Эта «очевидная причина» – гибель на глазах у Петра результата двадцатилетних усилий благодаря измене союзников, неразумно связанных им со своей победоносной судьбой и думавших лишь о том, чтобы отбить у него плоды его побед. И в ночных кошмарах государя вставали душа и тело целого народа; измученного, истощенного бесконечной войной. Вот к чему привели его связи с великими европейскими державами, его опыты политика широкого размаха в их обществе и весь блеск пышной дипломатии, заимствованный из их традиций!
Великие державы, к счастью для Петра, имели больше желания заставить его дорого поплатиться за неблагоразумие и самонадеянность, чем возможности сделать это. В мае 1720 года английская эскадра под начальством Норриса появилась с угрожающим видом вблизи Ревеля. Она соединилась со шведским флотом, но после нескольких попыток устрашения ограничилась тем, что сожгла избу и баню, выстроенные рабочими на соседнем островке. Тем временем русский отряд под начальством бригадира Менгдена произвел новую высадку в Швеции и сжег тысячу двадцать шесть крестьянских домов. «Конечно, потеря чувствительная, – пишет по этому поводу Меншиков, – которую два соединенных флота причинили Вашему Величеству на острове Нарген, но, хорошенько все взвесив, можно, пожалуй, на то махнуть рукой, предоставив избу шведскому флоту, а баню английскому».

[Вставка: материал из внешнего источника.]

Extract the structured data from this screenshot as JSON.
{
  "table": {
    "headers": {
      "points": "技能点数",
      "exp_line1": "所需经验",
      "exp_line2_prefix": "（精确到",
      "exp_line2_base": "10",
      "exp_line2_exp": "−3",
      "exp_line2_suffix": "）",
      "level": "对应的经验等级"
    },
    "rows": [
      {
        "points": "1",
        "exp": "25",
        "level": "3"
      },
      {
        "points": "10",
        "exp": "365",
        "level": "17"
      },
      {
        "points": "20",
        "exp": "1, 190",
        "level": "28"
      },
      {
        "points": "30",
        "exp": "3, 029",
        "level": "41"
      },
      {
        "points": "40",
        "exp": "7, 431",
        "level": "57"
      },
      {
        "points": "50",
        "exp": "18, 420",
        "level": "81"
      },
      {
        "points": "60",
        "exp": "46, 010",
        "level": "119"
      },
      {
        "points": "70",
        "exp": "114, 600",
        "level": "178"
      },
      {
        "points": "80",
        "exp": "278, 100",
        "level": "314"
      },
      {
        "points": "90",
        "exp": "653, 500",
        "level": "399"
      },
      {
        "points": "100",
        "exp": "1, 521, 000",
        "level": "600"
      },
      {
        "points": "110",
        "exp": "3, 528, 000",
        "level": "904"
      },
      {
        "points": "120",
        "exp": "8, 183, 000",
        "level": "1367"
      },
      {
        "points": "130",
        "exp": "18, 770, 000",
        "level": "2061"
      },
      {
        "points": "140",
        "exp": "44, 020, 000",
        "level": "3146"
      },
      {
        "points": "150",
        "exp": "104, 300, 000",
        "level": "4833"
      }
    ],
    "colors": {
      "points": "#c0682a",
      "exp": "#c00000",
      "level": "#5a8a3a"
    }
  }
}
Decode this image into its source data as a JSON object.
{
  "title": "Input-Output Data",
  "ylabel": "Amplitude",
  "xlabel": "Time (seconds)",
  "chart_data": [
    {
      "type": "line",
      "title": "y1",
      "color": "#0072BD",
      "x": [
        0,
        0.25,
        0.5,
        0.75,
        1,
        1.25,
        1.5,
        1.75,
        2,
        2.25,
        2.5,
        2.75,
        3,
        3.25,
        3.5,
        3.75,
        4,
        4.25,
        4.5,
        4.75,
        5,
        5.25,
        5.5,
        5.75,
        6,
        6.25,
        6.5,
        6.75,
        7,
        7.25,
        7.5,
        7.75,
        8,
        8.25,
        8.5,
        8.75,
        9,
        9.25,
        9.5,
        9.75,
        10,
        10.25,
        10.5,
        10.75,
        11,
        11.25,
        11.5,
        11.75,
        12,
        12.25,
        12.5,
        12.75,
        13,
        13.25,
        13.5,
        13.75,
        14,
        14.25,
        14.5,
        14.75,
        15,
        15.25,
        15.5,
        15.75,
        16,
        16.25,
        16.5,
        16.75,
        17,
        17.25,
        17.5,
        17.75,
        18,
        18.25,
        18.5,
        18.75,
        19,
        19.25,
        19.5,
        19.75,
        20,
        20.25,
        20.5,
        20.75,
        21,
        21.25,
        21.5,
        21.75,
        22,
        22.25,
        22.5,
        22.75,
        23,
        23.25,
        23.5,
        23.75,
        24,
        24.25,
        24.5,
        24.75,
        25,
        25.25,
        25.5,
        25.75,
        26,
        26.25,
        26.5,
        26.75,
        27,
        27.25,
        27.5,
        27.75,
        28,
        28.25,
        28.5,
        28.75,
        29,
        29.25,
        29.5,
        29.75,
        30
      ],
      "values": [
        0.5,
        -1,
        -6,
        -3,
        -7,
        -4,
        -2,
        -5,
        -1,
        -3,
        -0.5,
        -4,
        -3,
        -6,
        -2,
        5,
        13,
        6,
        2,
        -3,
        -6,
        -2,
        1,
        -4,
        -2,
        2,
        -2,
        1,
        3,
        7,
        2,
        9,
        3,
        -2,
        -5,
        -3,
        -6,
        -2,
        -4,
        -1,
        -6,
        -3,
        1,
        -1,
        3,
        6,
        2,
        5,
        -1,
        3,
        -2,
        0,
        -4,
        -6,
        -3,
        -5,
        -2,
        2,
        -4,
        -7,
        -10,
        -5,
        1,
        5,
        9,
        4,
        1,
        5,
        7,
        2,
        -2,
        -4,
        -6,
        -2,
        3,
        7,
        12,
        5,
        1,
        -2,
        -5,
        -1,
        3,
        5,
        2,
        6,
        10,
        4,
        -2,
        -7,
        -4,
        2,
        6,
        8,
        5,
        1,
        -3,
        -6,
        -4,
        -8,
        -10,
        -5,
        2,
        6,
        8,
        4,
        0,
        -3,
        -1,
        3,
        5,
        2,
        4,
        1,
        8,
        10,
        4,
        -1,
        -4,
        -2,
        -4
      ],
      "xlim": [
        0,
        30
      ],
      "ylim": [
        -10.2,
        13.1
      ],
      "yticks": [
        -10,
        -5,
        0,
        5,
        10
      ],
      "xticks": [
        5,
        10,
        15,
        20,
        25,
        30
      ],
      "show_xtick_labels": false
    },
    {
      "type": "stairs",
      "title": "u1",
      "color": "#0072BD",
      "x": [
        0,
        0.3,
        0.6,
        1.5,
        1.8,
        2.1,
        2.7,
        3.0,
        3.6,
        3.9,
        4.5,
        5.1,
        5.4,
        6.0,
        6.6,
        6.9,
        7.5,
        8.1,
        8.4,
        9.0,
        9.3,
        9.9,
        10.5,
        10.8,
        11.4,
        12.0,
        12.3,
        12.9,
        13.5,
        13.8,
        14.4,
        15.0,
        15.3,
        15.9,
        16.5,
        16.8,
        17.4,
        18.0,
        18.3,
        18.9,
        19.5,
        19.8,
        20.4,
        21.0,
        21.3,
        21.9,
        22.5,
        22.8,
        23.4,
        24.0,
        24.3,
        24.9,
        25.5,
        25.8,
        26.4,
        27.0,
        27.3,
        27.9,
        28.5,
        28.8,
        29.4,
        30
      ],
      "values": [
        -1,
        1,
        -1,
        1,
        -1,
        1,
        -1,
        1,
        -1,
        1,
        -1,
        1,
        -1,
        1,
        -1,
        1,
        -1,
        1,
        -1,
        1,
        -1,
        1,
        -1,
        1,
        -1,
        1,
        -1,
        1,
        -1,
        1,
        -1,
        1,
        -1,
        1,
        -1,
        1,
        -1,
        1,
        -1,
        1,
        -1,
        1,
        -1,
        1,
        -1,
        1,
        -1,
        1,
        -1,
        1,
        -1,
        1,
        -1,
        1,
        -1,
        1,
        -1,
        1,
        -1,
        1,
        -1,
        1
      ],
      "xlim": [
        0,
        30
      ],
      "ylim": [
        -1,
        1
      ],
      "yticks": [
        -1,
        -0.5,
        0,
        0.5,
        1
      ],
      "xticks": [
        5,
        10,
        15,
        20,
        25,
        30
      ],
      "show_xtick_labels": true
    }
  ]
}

Теперь наступил черед выступления Франции, но ее вмешательство, более действенное, носило совершенно мирный характер и проявлялось в смысле благотворном для интересов обеих держав, одинаково жаждавших мира. Оно привело в апреле 1721 года к новой встрече уполномоченных, русских и шведских, в Ништадте. Кампредон, недавно совершивший поездку из Петербурга в Стокгольм с согласия царя, подготовил для них путь. Швеция настаивала только на отстранении герцога Голштинского, относительно которого Петр взял также смелые обязательства. Действительно, этот принц после смерти своего дяди сделался законным наследником шведской короны, и у Петра зародилась мысль выставить и обратить на пользу русской политики его непризнанные права. В июне 1720 года Карл Фридрих по приглашению царя прибыл в Петербург, где ожидал его самый радушный прием и была ему обещана, почти предложена, рука цесаревны Анны, дочери Петра. Екатерина, говорят, объявила ему всенародно, «что будет готова сделаться тещей принца, подданной которого могла бы быть, если бы счастье не изменило Швеции».